Dr. Andrés García (ME, Georgia Institute of Technology)
Dr. Edward Botchwey (BME, Georgia Institute of Technology)
Dr. Krish Roy (BME, Georgia Institute of Technology)
Dr. Ankur Singh (ME, Georgia Institute of Technology)
Dr. M. Cristina Nostro (University of Toronto)
Synthetic Hydrogel-mediated Maturation and Engraftment of Human Pluripotent Stem Cell-Derived β-cells
A functional cure for type 1 diabetes (T1D) could be stem-cell derived β-cell replacement to restore the insulin-producing β-cells that were destroyed by autoimmune system.
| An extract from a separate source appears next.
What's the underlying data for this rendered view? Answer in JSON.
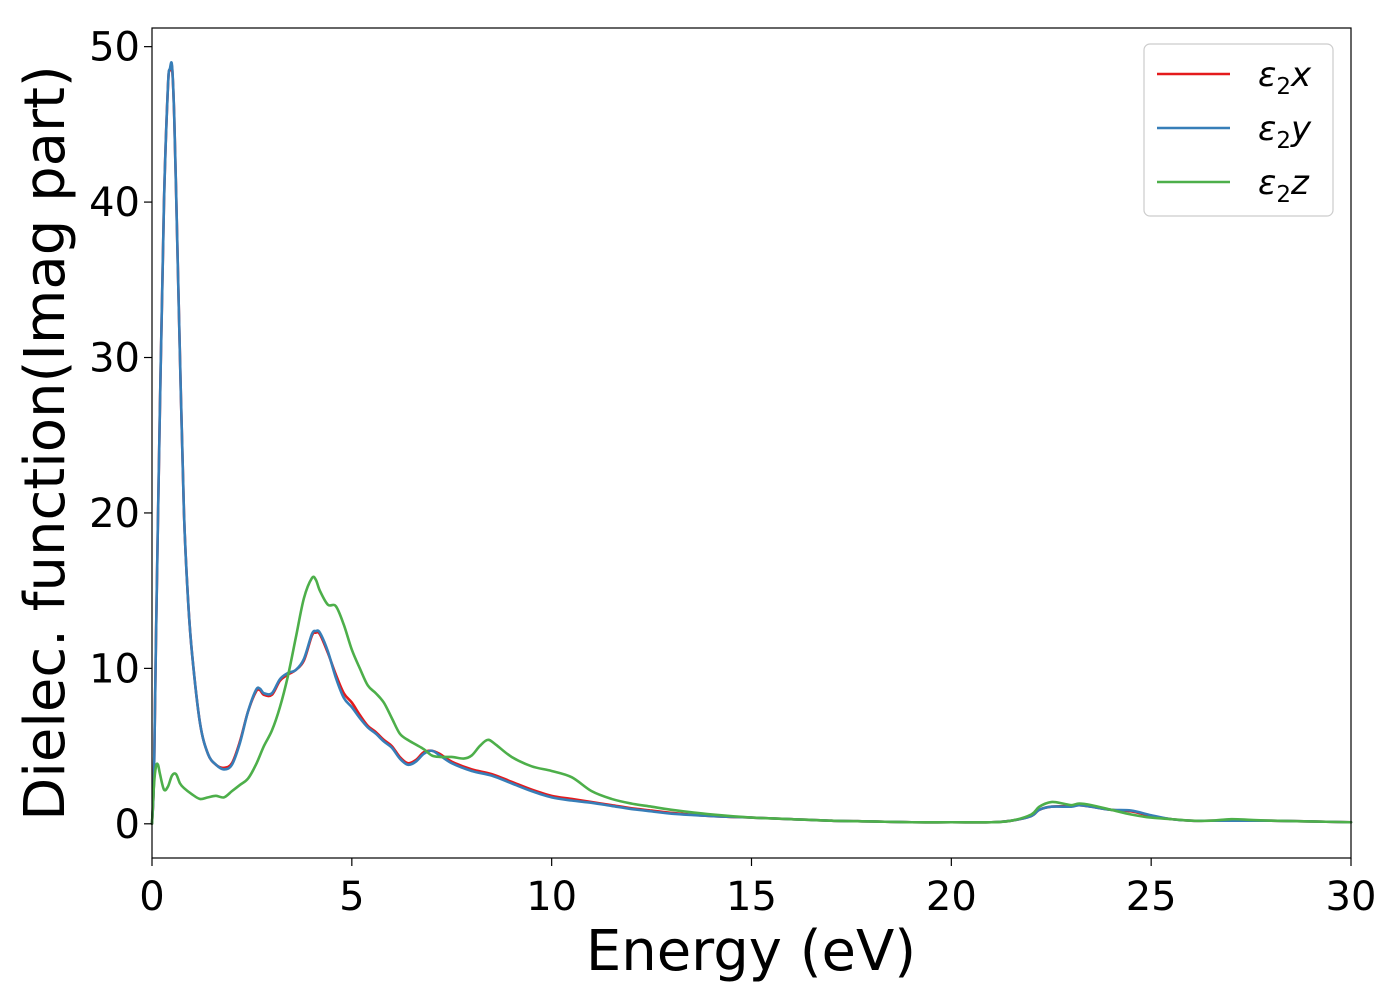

Human pluripotent stem cells (hPSCs) can differentiate into insulin-producing monohormonal cells that phenotypically and functionally resemble immature β-cells. While promising, fully functional in vitro differentiation of these hPSCs into mature β-cells remains elusive. Current in vitro differentiation protocols of hPSCs cannot provide the precise microenvironmental cues necessary for complete maturation. Consequently, in vivo implantation is often used to direct end-stage maturation of stem cells, resulting in an uncontrolled environment to direct β-cell maturation. Furthermore, there are few suitable delivery vehicles for transplantation to clinically-translatable extrahepatic sites. These challenges highlight the need for strategies that enhance the in vitro maturation of the hPSC-derived β-cells and improve their engraftment and function in a clinically-translatable transplant site. The objective of this project is to engineer advanced synthetic hydrogels to direct in vitro maturation and function of hiPSC-derived β-cells and enhance engraftment and vascularization in an extrahepatic murine transplant site. This will be achieved through two specific aims: (1) human induced pluripotent stem cells (hiPSCs) will be encapsulated in engineered synthetic hydrogels that direct the in vitro differentiation to a mature β-cell stage. Encapsulated β-cells will be evaluated for their viability, function, and maturation. (2) Pancreatic progenitors and immature β-cells will be transplanted into the clinically-relevant, extrahepatic gonadal fat pad with synthetic vasculogenic hydrogels to promote β-cell engraftment, maturation, and function. This project will provide a significant foundation for translation of hiPSC-derived β-cells into more clinically-relevant sites and establish innovative materials that promote survival, engraftment, and function of hiPSC-derived β-cells.